La Consellería de Territorio, de la que depende la Dirección Xeral de Mobilidade, responsable del plan de transporte metropolitano, informó ayer de que la adaptación de los sistemas de Feve para que admitan la nueva tarjeta de color azul (que abarata los viajes en bus y tren) es «máis complicado» que en los autobuses. La Xunta debe instalar aplicaciones de software y hardware para que el mecanismo de cobro de Feve lea las nuevas tarjetas. Pero a la vista de las «complicaciones» no hay fecha para acometer esa adaptación tecnológica. Es decir, que los usuarios del plan de transporte metropolitano tendrán que esperar un tiempo más para poder disfrutar de sus ventajas en los viajes en tren de vía estrecha (rige para el trecho Ferrol-Pedroso) y deberán abonar el precio de un billete sencillo normal. Con tarjeta, costaría 0,72 euros; sin ella, 1,35. Tampoco pueden realizar los trasbordos de forma gratuita ni beneficiarse de bonificaciones mensuales a partir de un número de viajes.
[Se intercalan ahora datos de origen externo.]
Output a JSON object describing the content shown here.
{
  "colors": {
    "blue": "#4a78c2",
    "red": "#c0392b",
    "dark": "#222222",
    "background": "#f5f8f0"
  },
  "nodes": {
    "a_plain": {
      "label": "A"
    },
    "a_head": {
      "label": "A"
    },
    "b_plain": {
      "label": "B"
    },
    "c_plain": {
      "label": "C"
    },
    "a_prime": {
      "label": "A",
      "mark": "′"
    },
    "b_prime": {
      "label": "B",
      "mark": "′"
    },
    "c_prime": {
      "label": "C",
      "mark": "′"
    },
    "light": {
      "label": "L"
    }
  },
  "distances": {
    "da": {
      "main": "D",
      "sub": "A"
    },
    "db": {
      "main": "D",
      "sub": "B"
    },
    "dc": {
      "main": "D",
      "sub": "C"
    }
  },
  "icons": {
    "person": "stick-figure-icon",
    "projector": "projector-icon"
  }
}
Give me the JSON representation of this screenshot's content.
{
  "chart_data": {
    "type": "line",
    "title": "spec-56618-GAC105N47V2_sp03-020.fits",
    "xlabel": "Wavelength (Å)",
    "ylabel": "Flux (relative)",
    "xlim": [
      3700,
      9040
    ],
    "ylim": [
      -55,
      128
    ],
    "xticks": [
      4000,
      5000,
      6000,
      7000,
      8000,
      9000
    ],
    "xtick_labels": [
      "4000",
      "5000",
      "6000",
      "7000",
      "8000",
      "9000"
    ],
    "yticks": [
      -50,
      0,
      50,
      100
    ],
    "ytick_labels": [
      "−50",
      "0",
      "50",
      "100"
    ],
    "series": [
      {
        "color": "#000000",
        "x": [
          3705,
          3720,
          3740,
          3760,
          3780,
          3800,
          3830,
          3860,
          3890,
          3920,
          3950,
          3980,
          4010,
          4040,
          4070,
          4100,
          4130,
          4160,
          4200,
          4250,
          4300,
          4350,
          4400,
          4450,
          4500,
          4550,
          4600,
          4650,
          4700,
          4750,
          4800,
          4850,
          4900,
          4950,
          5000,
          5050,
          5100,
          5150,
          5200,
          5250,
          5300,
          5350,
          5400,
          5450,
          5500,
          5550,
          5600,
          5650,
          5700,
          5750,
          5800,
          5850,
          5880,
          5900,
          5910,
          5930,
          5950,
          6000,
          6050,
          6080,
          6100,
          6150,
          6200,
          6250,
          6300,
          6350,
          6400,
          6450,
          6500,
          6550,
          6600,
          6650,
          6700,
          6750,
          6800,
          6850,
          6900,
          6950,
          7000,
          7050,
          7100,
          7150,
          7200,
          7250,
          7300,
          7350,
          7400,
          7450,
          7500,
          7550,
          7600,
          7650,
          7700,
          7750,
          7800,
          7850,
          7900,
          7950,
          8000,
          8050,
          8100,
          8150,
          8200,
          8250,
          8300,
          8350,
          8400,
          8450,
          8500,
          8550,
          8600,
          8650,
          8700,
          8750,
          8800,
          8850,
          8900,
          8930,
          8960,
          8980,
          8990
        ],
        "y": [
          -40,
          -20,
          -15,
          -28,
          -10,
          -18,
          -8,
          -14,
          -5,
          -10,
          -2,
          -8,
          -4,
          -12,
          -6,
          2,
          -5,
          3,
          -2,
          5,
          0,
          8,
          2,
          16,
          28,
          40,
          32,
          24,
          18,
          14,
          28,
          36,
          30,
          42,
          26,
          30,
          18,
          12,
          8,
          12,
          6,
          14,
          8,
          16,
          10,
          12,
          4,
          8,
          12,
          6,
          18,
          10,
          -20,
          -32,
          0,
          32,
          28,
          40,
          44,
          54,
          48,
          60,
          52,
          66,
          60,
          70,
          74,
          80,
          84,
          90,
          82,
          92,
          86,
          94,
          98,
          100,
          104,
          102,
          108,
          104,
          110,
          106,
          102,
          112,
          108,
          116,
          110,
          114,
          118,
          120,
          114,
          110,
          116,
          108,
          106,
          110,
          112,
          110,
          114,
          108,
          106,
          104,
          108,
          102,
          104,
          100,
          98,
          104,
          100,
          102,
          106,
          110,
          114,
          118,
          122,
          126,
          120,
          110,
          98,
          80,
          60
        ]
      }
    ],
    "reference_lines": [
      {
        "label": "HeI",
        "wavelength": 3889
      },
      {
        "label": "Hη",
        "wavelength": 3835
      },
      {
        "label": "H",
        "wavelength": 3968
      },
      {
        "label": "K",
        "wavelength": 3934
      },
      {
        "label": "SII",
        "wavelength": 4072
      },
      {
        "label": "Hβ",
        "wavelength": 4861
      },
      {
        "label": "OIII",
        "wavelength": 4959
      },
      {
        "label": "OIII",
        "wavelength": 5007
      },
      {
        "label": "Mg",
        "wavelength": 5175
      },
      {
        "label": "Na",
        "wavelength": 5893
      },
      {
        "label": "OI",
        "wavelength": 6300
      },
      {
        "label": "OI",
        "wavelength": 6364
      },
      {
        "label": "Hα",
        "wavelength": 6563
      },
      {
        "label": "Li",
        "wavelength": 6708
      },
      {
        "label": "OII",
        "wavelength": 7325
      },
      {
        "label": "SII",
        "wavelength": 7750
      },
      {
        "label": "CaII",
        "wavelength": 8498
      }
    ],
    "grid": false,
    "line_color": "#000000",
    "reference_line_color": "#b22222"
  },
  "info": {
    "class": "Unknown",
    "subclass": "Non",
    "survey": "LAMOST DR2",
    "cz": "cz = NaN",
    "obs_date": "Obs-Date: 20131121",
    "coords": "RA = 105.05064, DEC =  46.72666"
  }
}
Ese problema fue sacado a la luz por el comité de empresa de Feve. Sus trabajadores deben afrontar cada día el disgusto de los viajeros, muchos de los cuales han presentado, además, reclamaciones en la propia empresa y en la Oficina Municipal de Información al Consumidor.
Al margen de los problemas técnicos, fuentes de la Xunta indicaron que todavía no está cerrado el convenio de colaboración con la empresa Feve para desarrollar el nuevo plan de transporte metropolitano y fijar las aportaciones por anualidades.